The studio expansion provides classroom space today. There she continuously sorts yarns and fibers. Many looms, spinning wheels and related equipment are all close by. Chris also offers supplies for weaving, spinning, knitting, and other raw fiber arts.
The mission is to keep usable material from the waste stream and to create affordable art from it. Her shag rug offerings continue with additional styles added. Unique handwoven household items, art, totes, shawls, and scarves are newer options that are made from recycled materials.
View pics on her blog for more details, and check out the Environmental Weaver Chris Gustin on Weekly Special:
Notice how chic plastic bag rugs can be! Also see the Rags to Riches story published 2003 in Natural Home Magazine.

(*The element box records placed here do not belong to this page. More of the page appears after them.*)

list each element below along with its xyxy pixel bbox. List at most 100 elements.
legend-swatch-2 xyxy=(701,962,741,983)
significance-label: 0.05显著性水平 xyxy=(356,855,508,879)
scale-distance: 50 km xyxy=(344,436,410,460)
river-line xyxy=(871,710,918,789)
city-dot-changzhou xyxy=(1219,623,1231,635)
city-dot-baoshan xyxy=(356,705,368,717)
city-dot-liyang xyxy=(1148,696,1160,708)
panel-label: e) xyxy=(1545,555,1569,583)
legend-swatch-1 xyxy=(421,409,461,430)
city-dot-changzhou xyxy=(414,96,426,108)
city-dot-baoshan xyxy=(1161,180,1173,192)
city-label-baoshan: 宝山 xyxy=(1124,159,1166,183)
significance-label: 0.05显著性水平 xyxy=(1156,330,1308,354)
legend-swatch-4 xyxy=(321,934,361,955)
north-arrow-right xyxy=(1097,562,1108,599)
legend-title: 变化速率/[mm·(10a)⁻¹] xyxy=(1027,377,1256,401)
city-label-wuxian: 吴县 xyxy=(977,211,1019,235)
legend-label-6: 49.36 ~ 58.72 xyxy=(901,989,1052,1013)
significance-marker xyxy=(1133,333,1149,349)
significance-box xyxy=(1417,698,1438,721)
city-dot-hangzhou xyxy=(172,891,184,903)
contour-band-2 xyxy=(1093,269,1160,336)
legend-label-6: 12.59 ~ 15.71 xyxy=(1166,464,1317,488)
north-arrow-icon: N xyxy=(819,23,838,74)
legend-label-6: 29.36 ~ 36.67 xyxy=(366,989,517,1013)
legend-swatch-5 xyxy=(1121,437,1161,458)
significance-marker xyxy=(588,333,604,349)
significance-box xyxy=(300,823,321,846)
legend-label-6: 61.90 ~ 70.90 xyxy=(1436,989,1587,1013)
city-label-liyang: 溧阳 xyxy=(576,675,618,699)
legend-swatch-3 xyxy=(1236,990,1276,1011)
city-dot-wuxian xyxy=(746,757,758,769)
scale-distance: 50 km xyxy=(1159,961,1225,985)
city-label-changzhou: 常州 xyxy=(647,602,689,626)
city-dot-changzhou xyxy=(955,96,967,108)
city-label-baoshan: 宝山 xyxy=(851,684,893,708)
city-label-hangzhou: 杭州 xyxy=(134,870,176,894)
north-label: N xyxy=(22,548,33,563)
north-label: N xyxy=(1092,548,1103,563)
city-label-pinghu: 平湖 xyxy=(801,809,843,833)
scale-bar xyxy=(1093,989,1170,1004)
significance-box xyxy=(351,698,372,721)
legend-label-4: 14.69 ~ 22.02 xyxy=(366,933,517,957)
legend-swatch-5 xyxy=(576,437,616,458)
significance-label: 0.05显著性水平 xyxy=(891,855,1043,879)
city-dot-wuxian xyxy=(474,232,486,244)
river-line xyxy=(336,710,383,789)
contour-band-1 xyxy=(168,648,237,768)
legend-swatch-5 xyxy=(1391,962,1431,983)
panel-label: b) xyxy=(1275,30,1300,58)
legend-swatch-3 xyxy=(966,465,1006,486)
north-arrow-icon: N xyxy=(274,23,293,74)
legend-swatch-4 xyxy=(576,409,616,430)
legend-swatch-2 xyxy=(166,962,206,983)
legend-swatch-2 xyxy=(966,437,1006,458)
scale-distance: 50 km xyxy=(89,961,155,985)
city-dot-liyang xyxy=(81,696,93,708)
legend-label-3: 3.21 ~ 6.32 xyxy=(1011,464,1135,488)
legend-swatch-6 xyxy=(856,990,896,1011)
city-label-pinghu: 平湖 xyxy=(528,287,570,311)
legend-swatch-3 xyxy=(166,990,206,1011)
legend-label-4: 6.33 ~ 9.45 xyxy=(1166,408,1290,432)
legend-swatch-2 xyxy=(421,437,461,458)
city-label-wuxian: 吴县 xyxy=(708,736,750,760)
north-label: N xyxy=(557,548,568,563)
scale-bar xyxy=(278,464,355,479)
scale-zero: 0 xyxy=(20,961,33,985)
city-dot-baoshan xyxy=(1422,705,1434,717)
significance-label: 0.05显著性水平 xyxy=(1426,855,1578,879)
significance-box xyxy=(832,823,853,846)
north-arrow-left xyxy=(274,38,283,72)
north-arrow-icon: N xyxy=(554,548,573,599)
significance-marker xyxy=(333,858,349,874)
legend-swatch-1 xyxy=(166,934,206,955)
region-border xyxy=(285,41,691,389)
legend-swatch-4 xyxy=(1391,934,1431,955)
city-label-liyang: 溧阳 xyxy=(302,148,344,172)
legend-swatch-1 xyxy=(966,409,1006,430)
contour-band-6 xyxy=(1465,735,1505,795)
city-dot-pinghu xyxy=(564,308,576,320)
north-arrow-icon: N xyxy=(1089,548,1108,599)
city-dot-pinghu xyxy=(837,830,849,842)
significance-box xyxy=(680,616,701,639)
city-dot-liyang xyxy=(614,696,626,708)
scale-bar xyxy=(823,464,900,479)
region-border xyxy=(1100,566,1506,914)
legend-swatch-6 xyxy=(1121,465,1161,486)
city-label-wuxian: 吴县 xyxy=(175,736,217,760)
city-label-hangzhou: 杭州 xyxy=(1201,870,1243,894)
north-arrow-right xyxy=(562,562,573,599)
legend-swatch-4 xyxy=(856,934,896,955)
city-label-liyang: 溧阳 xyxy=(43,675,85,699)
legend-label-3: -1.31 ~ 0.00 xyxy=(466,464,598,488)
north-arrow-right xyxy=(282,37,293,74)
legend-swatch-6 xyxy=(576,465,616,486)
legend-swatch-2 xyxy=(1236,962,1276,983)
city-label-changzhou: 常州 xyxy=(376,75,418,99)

Basically, a ton of waste is converted into art every year from just this one weaving studio. No kidding, Chris weaves all year long regardless of weather. The studio, however, is open most days from March through December.
Know that Chris invites custom and commissioned artwork queries. Although each item is a one-of-a-kind, wholesale terms are available to retailers. Shops across the nation, including one in the Indianapolis Airport, provide handmade goods from Homestead now.
This story sets a fine example of how one person can make a big difference in one community. Add teaching and sharing to selling goods. Such work is legendary and admired by all.